The Italian government, led by Giorgia Meloni, is considering imposing a tax on extraordinary profits on banking entities, with a view to financing the 2026 Budget Law.
He is now immersed in drafting the 2026 Budgets and has not ruled out imposing it again to finance them, although they hope to find a solution by dialoguing with the banks.
"I have no punitive interest towards the banking system. Last year we talked and found a solution, I trust that this year too it can be done," Meloni affirmed last night in an interview on public television Rai1.
However, he said that "there are Italians who still need protection", so he believes that "help can be asked of the banks".
In this line, the Minister of Economy, Giancarlo Giorgetti, assured that he also "trusts that the same can be done as last year", but that the banks "can help", although he has no intention of "punishing them".
"Banks were created to attract savings and deposits and lend them to the real economy, and in this way they also fulfill a valuable function. The problem is that today, many banks obtain enormous profits not by carrying out these activities, but by managing assets," he criticized.
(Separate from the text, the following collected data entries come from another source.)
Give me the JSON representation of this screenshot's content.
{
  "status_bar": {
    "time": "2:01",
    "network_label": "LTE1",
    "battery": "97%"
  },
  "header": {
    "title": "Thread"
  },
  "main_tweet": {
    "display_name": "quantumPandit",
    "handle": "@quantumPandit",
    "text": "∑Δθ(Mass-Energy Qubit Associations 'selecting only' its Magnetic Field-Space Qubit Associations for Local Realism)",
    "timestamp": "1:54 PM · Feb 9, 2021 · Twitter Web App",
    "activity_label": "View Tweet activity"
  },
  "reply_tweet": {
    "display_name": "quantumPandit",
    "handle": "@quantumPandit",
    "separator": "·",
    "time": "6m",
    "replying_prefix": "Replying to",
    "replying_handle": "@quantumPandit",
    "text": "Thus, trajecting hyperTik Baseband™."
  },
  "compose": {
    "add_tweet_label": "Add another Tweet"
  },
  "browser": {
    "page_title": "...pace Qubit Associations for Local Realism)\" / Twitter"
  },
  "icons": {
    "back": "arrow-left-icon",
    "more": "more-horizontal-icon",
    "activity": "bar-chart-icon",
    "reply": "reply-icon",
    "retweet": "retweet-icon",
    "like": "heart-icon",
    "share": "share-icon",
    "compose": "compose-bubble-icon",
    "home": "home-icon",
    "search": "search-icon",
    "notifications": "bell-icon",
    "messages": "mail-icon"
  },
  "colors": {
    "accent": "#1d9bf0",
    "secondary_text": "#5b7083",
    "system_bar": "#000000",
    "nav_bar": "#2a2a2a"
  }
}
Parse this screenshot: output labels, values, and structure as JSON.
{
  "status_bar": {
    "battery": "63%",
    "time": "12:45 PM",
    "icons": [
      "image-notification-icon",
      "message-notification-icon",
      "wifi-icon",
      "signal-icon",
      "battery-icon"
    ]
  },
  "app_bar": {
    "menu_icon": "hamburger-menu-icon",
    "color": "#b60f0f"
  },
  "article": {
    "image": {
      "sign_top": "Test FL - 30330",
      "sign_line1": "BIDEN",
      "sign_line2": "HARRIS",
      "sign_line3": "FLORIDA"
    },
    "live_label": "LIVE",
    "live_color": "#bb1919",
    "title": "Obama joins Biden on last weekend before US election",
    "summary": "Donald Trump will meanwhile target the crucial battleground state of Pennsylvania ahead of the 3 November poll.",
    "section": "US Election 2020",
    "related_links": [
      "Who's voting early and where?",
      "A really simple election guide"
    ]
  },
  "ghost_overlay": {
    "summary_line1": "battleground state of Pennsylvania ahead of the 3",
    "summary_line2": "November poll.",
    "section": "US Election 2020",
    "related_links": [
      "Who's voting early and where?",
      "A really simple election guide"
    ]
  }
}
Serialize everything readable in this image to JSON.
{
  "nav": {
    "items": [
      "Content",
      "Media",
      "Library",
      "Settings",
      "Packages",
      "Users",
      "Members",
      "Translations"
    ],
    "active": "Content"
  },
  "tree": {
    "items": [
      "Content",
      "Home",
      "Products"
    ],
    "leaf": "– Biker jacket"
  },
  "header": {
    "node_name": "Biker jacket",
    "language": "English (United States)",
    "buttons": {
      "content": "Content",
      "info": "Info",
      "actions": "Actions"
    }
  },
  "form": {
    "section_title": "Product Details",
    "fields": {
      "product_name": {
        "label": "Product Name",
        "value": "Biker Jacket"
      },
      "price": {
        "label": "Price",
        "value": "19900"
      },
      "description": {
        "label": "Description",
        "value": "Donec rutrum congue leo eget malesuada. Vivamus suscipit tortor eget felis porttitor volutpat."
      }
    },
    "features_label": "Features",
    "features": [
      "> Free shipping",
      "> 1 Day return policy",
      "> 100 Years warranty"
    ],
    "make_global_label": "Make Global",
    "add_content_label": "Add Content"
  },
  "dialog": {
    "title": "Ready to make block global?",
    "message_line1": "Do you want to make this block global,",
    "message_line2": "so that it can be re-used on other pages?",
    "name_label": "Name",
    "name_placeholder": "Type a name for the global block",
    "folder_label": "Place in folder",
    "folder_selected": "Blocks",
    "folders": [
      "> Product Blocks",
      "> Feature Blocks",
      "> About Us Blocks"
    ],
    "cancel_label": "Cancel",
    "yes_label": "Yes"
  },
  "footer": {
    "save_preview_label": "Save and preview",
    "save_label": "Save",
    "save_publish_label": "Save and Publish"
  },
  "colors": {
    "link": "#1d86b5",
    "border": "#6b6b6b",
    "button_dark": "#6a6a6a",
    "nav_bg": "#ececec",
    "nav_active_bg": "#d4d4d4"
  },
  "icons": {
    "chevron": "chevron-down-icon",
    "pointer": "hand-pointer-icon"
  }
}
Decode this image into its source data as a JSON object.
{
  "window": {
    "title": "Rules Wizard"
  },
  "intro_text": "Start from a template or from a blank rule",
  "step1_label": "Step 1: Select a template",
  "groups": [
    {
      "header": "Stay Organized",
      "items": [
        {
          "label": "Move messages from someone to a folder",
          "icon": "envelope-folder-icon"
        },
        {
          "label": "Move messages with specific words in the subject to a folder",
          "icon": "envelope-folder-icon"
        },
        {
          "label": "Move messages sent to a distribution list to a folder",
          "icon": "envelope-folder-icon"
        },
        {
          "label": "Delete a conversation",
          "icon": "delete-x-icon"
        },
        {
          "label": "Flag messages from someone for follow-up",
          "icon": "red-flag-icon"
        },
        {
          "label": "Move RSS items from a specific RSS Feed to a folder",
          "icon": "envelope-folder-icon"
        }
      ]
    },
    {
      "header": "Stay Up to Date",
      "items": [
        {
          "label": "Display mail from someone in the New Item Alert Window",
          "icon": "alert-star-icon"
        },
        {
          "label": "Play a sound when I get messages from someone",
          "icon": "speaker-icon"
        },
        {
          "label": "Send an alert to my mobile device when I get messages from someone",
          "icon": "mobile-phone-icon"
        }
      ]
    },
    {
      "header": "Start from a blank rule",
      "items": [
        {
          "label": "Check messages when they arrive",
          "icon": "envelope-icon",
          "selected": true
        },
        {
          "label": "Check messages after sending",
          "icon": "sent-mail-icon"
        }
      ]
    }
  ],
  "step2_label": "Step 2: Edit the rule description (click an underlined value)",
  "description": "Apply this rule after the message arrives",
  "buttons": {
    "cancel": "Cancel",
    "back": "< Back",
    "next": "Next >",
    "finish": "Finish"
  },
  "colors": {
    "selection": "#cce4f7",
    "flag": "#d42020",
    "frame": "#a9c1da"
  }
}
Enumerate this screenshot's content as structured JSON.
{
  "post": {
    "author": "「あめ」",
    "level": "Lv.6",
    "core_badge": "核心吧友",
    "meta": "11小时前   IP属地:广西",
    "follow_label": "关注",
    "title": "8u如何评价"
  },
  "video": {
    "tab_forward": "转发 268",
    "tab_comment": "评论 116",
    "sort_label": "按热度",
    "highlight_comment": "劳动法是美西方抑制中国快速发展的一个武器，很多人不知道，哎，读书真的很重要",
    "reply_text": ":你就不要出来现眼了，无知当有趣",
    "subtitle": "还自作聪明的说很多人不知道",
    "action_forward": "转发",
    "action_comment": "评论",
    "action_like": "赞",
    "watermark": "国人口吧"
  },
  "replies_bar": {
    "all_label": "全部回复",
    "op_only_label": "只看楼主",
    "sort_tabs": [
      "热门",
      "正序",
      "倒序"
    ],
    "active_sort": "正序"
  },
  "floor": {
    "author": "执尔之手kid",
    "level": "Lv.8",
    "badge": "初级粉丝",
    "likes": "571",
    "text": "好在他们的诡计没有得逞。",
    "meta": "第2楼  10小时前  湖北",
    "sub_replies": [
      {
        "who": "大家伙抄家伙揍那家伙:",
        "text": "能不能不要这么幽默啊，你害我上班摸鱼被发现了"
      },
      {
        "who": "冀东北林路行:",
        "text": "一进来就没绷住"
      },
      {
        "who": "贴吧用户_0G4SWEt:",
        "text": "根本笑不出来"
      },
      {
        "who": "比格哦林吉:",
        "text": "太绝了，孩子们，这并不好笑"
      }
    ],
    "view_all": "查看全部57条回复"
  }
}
Both the Court of Auditors and the Italian National Institute of Statistics (Istat) warned that there is very little room to apply expansionary measures, such as lowering taxes or increasing social spending, according to local media.
But Giorgetti stressed that there are indeed "financial margins to include tax cuts for what is called the middle class".
The Executive already imposed an extraordinary 40% tax on banks in 2023 due to the increase in interest rates, which they tried to evade through capital increases, but ultimately had no impact since a government amendment nullified it.